'Ten einde raad klopten we aan bij de Sociale Dienst'
Deze ondernemers slepen hun schulden al 15 jaar met zich mee
Al tijdens de economische crisis van 2008 begonnen de financiële problemen. En nu pas is voor metselaar Bert en zijn vrouw Inge het einde in zicht. In december 2021 kon het echtpaar beginnen aan hun schuldsanering. 'We hebben dikke pech gehad', kan Bert alleen maar concluderen.

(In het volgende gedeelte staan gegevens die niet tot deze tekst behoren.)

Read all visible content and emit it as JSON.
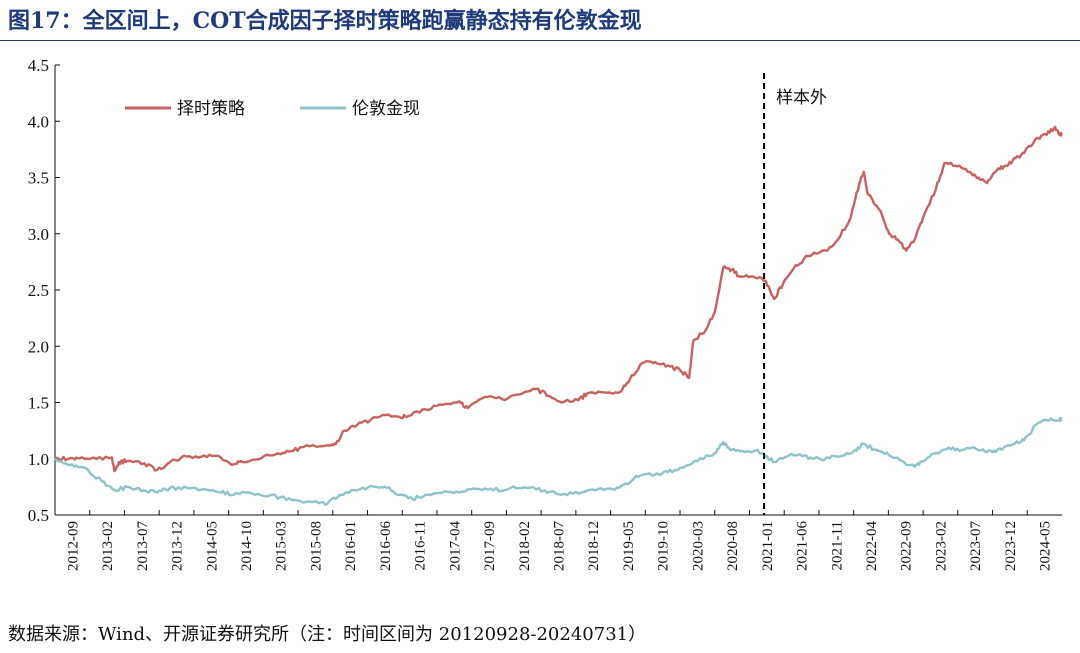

'Ik had een metselbedrijf met vijftig werknemers', vertelt Bert. 'We hanteerden altijd al lage tarieven, maar de bankencrisis in 2008 deed ons de das om. Ineens gingen de tarieven nog eens met zo'n 30 tot 40 procent naar beneden. We moesten óf mensen ontslaan óf meegaan in de prijsdaling en er elke week op inleveren. Alleen: mensen ontslaan kost ook geld, die moet je een ontslagvergoeding meegeven. Maar we hadden geen keuze.'
Tot 2010 konden ze het bedrijf nog ternauwernood draaiend houden, in 2011 werd het faillissement aangevraagd. Zijn vrouw Inge had gelukkig sinds half 2011 een baan, en ook Bert ging na het faillissement weer aan de slag, nu als zzp'er.
10 jaar doorworstelen
De financiële last werd ondertussen echter alleen maar groter. Nét voor de crisis was de bouw van hun nieuwe huis begonnen, tijdens de crisis raakten ze hun oude huis aan de straatstenen niet meer kwijt. 'Toen zaten we met twee huizen', vertelt Inge. 'De hypotheek konden we niet meer betalen. Als het bedrag geïncasseerd was, storneerden we dat. Maar dat kun je natuurlijk niet blijven doen.' Op een gegeven moment trok de bank een streep. 'Onze achterstand was te groot geworden.'
Bert: 'We gaven aan dat we graag in de schuldsanering wilden vanwege de hoge hypotheekrestschuld, maar daar gaf de bank geen toestemming voor. We verdienden te veel, volgens hun criteria.' Bij de bank kregen ze bovendien diverse keren te maken met nieuwe contactpersonen. 'Onze vertrouwenspersonen vertrokken en wij kregen steeds met nieuwe relaties te maken. Zo hebben we een jaar of 10 doorgeworsteld met de bank.'
In de goot
Ze probeerden wel steeds af te lossen, maar de achterstanden hoopten zich op. Op een dag kregen ze een brief van weer een nieuwe medewerker, met daarin drie mogelijke oplossingen. 'De bank eiste feitelijk dat we de restschuld in één keer terug zouden betalen', vat Bert samen. 'Dat ging om een paar ton. Onhaalbaar voor ons, dan zouden we in de goot belanden.'
Ten einde raad klopten ze aan bij de afdeling Schulddienstverlening van de Regionale Sociale Dienst Kromme Rijn Heuvelrug (RSDKRH). Deze organisatie verzorgt onder andere financiële hulpverlening. Dat doet zij voor de deelnemende gemeenten De Bilt, Bunnik, Utrechtse Heuvelrug, Wijk bij Duurstede en Zeist.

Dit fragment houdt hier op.